President Biden March 11 submitted to Congress his budget request for fiscal year 2025. The budget includes discussion of certain health care policies, such as coverage, prescription drugs, cybersecurity and Medicare solvency. The top-line budget request is not binding but can act as a starting point for Congress and the Administration as they begin the budget and appropriations debate to fund the government and improve health care.

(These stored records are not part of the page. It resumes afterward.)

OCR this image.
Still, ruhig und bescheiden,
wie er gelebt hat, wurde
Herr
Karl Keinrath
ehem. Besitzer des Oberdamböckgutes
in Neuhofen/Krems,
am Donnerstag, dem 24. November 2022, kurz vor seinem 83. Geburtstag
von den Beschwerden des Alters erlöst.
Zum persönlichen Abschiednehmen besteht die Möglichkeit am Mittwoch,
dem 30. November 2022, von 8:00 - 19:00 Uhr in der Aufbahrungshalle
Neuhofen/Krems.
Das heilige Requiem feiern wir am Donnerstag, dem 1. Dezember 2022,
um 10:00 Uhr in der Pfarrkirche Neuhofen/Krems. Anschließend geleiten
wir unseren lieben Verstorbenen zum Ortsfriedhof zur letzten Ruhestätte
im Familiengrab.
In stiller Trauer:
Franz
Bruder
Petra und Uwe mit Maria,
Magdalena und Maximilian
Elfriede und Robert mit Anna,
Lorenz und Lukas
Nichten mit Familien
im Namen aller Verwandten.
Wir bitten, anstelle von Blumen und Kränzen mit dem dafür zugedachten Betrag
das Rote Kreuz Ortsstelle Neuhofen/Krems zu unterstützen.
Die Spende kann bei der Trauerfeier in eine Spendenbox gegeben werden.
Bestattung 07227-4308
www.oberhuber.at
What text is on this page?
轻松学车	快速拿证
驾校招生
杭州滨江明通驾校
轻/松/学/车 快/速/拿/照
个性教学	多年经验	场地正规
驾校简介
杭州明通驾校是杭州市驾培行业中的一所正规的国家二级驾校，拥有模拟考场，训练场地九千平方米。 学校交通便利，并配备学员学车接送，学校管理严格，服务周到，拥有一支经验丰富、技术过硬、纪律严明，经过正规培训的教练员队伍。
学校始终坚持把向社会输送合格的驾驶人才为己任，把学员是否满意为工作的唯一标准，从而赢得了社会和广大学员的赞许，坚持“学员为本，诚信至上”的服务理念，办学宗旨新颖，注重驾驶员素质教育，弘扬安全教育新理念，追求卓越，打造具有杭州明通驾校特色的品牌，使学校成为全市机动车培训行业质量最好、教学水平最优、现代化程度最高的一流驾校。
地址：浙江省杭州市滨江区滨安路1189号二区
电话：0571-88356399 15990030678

The budget proposes to permanently extend premium tax credits for health coverage purchased through the Health Insurance Marketplace, which are currently scheduled to expire in 2025. It also calls for providing coverage to low-income individuals in states that have not expanded Medicaid. With respect to Medicaid and the Children’s Health Insurance Program, the budget allows states to extend existing 12-month continuous eligibility for all children to age 36 months and to provide continuous eligibility for children from birth up to age 6.

The budget expands the number of drugs subject to price negotiation under the Medicare program beyond the first 10 the Administration has already announced. Negotiated prices for the first 10 drugs will be effective in 2026. The new budget would require Medicare to select 15 more Part D drugs to negotiate in 2027, an additional 15 Part D or Part B drugs for 2028, and 20 more Part D or Part B drugs for each year after that. Additionally, the budget proposal extends the $2,000 Medicare cap on out-of-pocket prescription drug costs and $35 cost-sharing cap for insulin to include the commercial market. The proposal also limits Medicare Part D cost-sharing for high-value generic drugs to $2 per month.

The president’s budget proposes $1.3 billion in financial incentives to assist hospitals in defending against cyberattacks. Funds would be provided first to approximately 2,000 hospitals determined to have the greatest need for assistance; in later years smaller amounts would benefit all hospitals that implement enhanced cybersecurity practices. The budget also recommends new penalties for not meeting what the Administration defines as essential cybersecurity practices. Beginning in FY 2029, the Administration proposes to enforce adoption of essential practices, with hospitals failing to meet these standards facing penalties of up to 100% of the annual market basket increase. Beginning in FY 2031, they would face potential additional reductions of up to 1% from the base payment. Critical access hospitals that fail to adopt the essential practices would incur a payment reduction of up to 1%, with their total penalty capped.

The budget calls for extending the life of the Medicare Hospital Insurance trust fund by increasing Federal Insurance Contributions Act taxes on high-income earners and crediting to the trust fund certain other tax revenue as well as amounts attributed to Medicare prescription drug reform.

The budget request also would: 
•    Require all health plans to cover mental health and substance use disorder benefits and have an adequate network of behavioral health providers, and improve the Department of Labor’s ability to enforce the law.
•    Ban facility fees for telehealth and certain outpatient services in the commercial insurance market.
•    Permit the Centers for Medicare & Medicaid Services to publicly disclose all accrediting organization survey reports and require reporting of patient level demographic and social determinants of health data in quality measurement programs, among other new authorities.
•    Extend the Medicare sequester through 2034.

AHA will continue to examine the president’s budget and will provide additional updates as necessary.